Targeted gene transfer to corneal endothelium in vivo by electric pulse.

A novel method of in vivo targeted gene transfer to intentionally selected areas of the corneal endothelium was developed. Plasmid DNA with the lacZ gene coding for beta-galactosidase was injected into the anterior chamber of adult Wistar rats, and eight pulses of electricity at intensities ranging from 5 to 40 V/cm were delivered for 50 ms to the cornea with a specially designed electric probe in order to determine the effect of gene transfer on the corneal endothelial cells. Gene expression was visualized by enzymatic color reaction using X-gal in enucleated eyes on days 1, 3, 7, 14 and 21 after gene transfer. The treated eyes were then photographed and the X-gal-positive areas were evaluated by an image analyzer. The ratios of the areas (X-gal-positive area/area of entire corneal endothelium x 100%) were then calculated to determine gene transfection efficiency. The expression of beta-galactosidase was clearly detected in the cytoplasm of the corneal endothelial cells as early as day 1 and lasted until day 21. The most intense gene expression was observed on days 1 and 3 (5.21% on day 1 and 6.45% on day 3).

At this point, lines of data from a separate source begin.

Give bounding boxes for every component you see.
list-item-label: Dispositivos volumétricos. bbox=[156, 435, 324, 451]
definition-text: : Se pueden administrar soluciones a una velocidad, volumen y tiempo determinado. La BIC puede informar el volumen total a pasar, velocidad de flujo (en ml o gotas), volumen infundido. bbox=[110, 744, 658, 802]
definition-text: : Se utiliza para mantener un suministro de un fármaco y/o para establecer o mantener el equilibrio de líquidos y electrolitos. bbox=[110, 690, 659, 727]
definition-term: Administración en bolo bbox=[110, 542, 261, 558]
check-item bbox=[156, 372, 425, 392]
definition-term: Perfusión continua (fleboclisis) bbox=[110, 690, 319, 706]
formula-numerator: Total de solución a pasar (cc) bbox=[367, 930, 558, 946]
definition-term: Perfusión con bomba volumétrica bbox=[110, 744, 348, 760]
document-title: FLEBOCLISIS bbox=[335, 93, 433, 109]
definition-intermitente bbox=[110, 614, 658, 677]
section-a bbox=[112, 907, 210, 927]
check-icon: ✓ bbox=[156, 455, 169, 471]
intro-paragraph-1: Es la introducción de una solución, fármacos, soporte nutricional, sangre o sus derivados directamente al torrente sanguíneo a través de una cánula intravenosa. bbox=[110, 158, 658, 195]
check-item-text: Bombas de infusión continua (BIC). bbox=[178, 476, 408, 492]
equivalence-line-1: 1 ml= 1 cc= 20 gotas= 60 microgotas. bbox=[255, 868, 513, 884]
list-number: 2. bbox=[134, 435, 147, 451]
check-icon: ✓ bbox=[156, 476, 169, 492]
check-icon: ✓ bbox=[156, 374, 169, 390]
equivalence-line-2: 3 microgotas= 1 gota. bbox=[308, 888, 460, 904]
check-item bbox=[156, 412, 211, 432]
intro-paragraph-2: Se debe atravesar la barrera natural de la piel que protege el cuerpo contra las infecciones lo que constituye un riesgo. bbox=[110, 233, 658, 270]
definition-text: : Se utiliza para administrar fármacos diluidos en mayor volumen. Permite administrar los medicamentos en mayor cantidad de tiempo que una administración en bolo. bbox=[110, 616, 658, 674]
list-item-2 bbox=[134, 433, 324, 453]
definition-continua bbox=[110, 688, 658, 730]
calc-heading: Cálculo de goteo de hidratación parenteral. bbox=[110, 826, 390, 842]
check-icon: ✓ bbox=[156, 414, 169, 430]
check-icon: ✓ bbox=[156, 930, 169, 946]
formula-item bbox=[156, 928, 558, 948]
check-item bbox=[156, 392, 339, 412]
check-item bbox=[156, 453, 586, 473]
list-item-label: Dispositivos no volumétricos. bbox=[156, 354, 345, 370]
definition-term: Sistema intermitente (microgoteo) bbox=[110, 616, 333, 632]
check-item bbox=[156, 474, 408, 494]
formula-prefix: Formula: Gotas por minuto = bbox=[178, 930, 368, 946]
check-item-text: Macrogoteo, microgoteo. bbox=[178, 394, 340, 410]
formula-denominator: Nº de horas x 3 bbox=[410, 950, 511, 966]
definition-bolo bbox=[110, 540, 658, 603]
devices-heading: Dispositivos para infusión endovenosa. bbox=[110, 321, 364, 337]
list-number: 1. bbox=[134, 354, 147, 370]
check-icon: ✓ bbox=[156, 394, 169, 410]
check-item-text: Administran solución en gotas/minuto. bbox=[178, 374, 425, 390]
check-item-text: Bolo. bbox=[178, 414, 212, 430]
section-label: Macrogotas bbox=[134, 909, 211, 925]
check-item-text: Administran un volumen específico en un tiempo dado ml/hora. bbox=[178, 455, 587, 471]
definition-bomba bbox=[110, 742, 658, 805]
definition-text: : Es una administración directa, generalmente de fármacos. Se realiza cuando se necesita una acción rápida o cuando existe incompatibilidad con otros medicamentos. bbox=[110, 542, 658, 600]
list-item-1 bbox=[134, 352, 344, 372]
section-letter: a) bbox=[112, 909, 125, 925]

The expression of beta-galactosidase on day 3 was most evident following delivery of 20 V electric pulses (0.09% at 5 V, 0.03% at 10 V, 6.45% at 20 V). beta-Galactosidase expression was limited to the corneal endothelial cells in highly selected areas and no beta-galactosidase expression was detected in any other intra- or axtraocular tissues. In addition, no cell damage was apparent in the cornea and no inflammation was detected in any other intraocular tissues. Thus, low-voltage electric pulses successfully transferred the gene of interest to highly selective areas of the corneal endothelium without inducing any pathological changes. This targeted gene transfer method appears to have great potential for use in gene therapy for ocular diseases.